You come on. You hate hiking.”

He chuckled, and hoped it didn’t come out sounding as harrowing as it’d been on his tongue. Nerves beyond nerves, quivering below it. A horror story of a laugh, was how it’d tasted.

He thought of them, coming back. Him, getting down on one knee. Her, saying no. Her, saying yes. Whatever came after that.

‘After that’ an open, yawning mouth—bigger than the volcano. Bigger even than the ocean. Ready to swallow him like a tiny, buzzing fly.

After the fly came the spider. After the spider came the bird. After the bird came the cat. After the cat came the dog.

Short film behind his eyes, ending in children older than he was right then and there. All of them weeping over another open mouth, the hole in the ground where he and Juliet lay together one last time. The image filled him up with an aching, gnawing grief, not far from what he’d felt for days and weeks on end that past summer.

Before he’d come out the other side. Well before it felt like there was any way in hell any part of his sad and sorry life could be for the better.

He still fought a shudder remembering the wracked and wretched way he’d wept.

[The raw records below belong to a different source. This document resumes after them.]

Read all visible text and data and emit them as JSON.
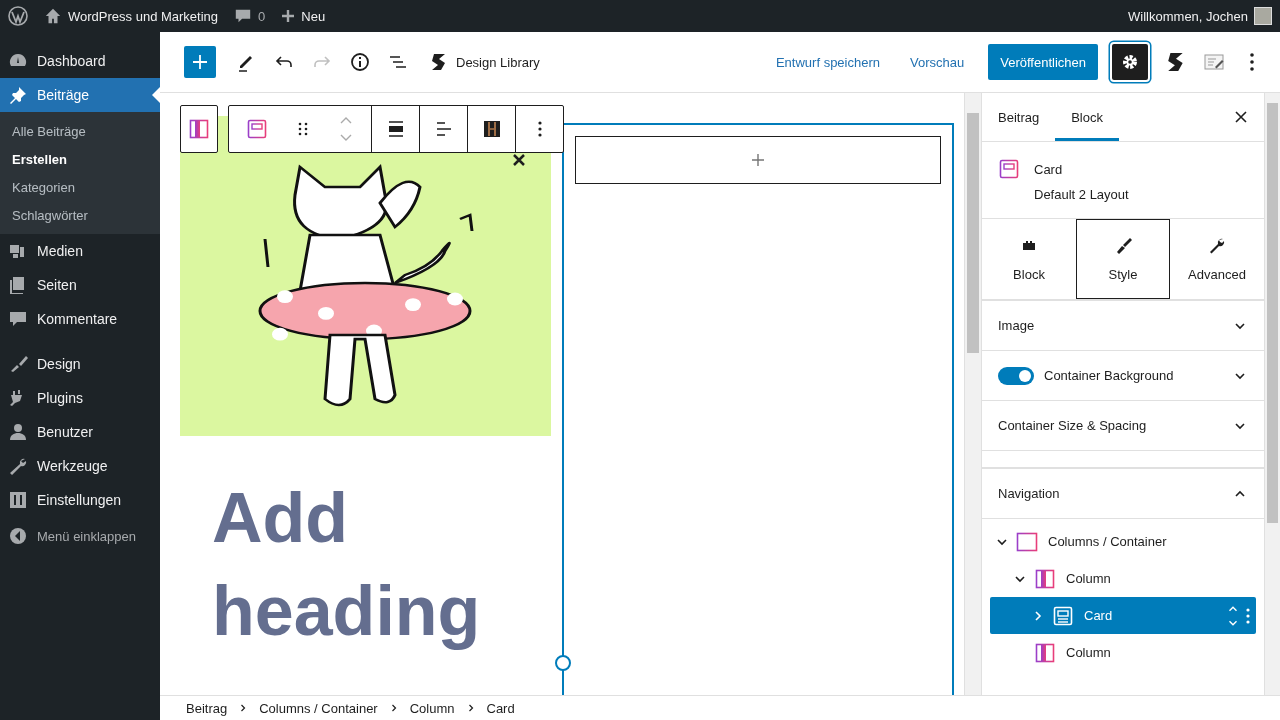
{
  "admin_bar": {
    "site_title": "WordPress und Marketing",
    "comments": "0",
    "new_label": "Neu",
    "greeting": "Willkommen, Jochen"
  },
  "admin_menu": {
    "items": [
      {
        "label": "Dashboard",
        "selected": false
      },
      {
        "label": "Beiträge",
        "selected": true,
        "submenu": [
          {
            "label": "Alle Beiträge",
            "selected": false
          },
          {
            "label": "Erstellen",
            "selected": true
          },
          {
            "label": "Kategorien",
            "selected": false
          },
          {
            "label": "Schlagwörter",
            "selected": false
          }
        ]
      },
      {
        "label": "Medien",
        "selected": false
      },
      {
        "label": "Seiten",
        "selected": false
      },
      {
        "label": "Kommentare",
        "selected": false
      },
      {
        "label": "Design",
        "selected": false
      },
      {
        "label": "Plugins",
        "selected": false
      },
      {
        "label": "Benutzer",
        "selected": false
      },
      {
        "label": "Werkzeuge",
        "selected": false
      },
      {
        "label": "Einstellungen",
        "selected": false
      }
    ],
    "collapse_label": "Menü einklappen"
  },
  "editor_header": {
    "design_library": "Design Library",
    "save_draft": "Entwurf speichern",
    "preview": "Vorschau",
    "publish": "Veröffentlichen",
    "settings_pressed": true
  },
  "canvas": {
    "heading": "Add heading"
  },
  "settings_sidebar": {
    "tabs": [
      {
        "label": "Beitrag",
        "selected": false
      },
      {
        "label": "Block",
        "selected": true
      }
    ],
    "block_card": {
      "title": "Card",
      "description": "Default 2 Layout"
    },
    "inspector_tabs": [
      {
        "label": "Block",
        "selected": false
      },
      {
        "label": "Style",
        "selected": true
      },
      {
        "label": "Advanced",
        "selected": false
      }
    ],
    "panels": [
      {
        "title": "Image",
        "kind": "plain",
        "expanded": false
      },
      {
        "title": "Container Background",
        "kind": "toggle",
        "on": true,
        "expanded": false
      },
      {
        "title": "Container Size & Spacing",
        "kind": "plain",
        "expanded": false
      },
      {
        "title": "Navigation",
        "kind": "navigation",
        "expanded": true,
        "tree": [
          {
            "label": "Columns / Container",
            "kind": "columns",
            "selected": false,
            "expanded": true,
            "children": [
              {
                "label": "Column",
                "kind": "column",
                "selected": false,
                "expanded": true,
                "children": [
                  {
                    "label": "Card",
                    "kind": "card",
                    "selected": true,
                    "expanded": false
                  }
                ]
              },
              {
                "label": "Column",
                "kind": "column",
                "selected": false
              }
            ]
          }
        ]
      }
    ]
  },
  "breadcrumb": [
    "Beitrag",
    "Columns / Container",
    "Column",
    "Card"
  ]
}
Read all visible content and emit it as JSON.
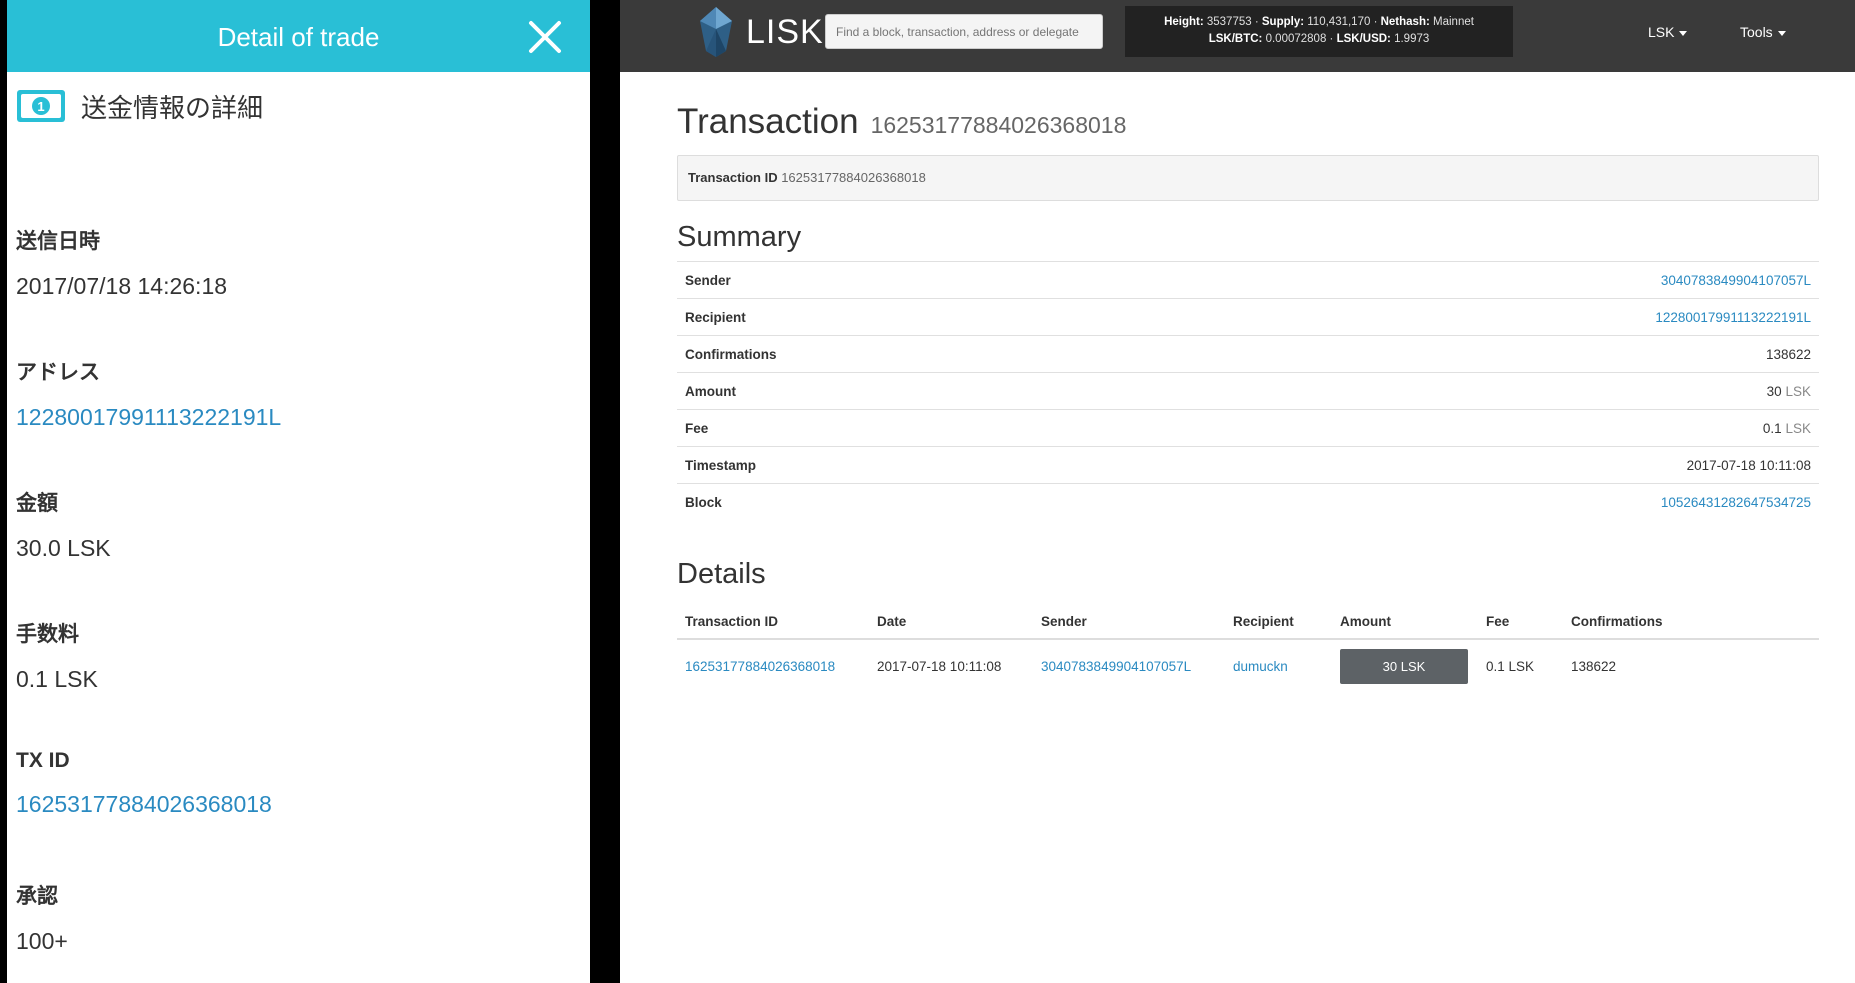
{
  "left": {
    "header_title": "Detail of trade",
    "section_title": "送金情報の詳細",
    "fields": [
      {
        "label": "送信日時",
        "value": "2017/07/18 14:26:18"
      },
      {
        "label": "アドレス",
        "value": "12280017991113222191L"
      },
      {
        "label": "金額",
        "value": "30.0 LSK"
      },
      {
        "label": "手数料",
        "value": "0.1 LSK"
      },
      {
        "label": "TX ID",
        "value": "16253177884026368018"
      },
      {
        "label": "承認",
        "value": "100+"
      }
    ]
  },
  "right": {
    "logo_text": "LISK",
    "search_placeholder": "Find a block, transaction, address or delegate",
    "stats": {
      "height_label": "Height:",
      "height": "3537753",
      "supply_label": "Supply:",
      "supply": "110,431,170",
      "nethash_label": "Nethash:",
      "nethash": "Mainnet",
      "btc_label": "LSK/BTC:",
      "btc": "0.00072808",
      "usd_label": "LSK/USD:",
      "usd": "1.9973"
    },
    "nav": {
      "lsk": "LSK",
      "tools": "Tools"
    },
    "title": "Transaction",
    "title_id": "16253177884026368018",
    "id_label": "Transaction ID",
    "id_value": "16253177884026368018",
    "summary_title": "Summary",
    "summary": [
      {
        "key": "Sender",
        "value": "3040783849904107057L",
        "unit": ""
      },
      {
        "key": "Recipient",
        "value": "12280017991113222191L",
        "unit": ""
      },
      {
        "key": "Confirmations",
        "value": "138622",
        "unit": ""
      },
      {
        "key": "Amount",
        "value": "30",
        "unit": "LSK"
      },
      {
        "key": "Fee",
        "value": "0.1",
        "unit": "LSK"
      },
      {
        "key": "Timestamp",
        "value": "2017-07-18 10:11:08",
        "unit": ""
      },
      {
        "key": "Block",
        "value": "10526431282647534725",
        "unit": ""
      }
    ],
    "details_title": "Details",
    "details_headers": [
      "Transaction ID",
      "Date",
      "Sender",
      "Recipient",
      "Amount",
      "Fee",
      "Confirmations"
    ],
    "details_row": {
      "tx_id": "16253177884026368018",
      "date": "2017-07-18 10:11:08",
      "sender": "3040783849904107057L",
      "recipient": "dumuckn",
      "amount": "30 LSK",
      "fee": "0.1 LSK",
      "confirmations": "138622"
    }
  },
  "colors": {
    "header_teal": "#29bfd6",
    "link_blue": "#2a8ac1",
    "topbar": "#3a3a3a",
    "confirm_green": "#3c8c3c"
  }
}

Barely did he register anything else—even Juliet’s arms wrapped tight around him. Anything but enough hot and shameful tears to wet the dry season back into the monsoon they were presently scrambling to outrun.

This is how it starts, chided a smooth and buried voice.

(Not so buried. Not far enough for us to call him James.)

Half owed to the man he’d strangled with a rusted iron chain. Half owed to himself.

But maybe he could try to let his own half go. So he grinned at Juliet, and squeezed her hand.

“No catch, Blondie. Swear on my life. ”

She shrugged. Stretched on her toes, and kissed him gently on the cheek.

“Alright, I trust you. I guess.

She laughed beautifully as she straightened, winking at him. Like she didn’t guess. Like really, she knew.

Clarity could be horrific. But it didn’t have to be.

And that doubt was enough, for Sawyer to wonder if he had what it took.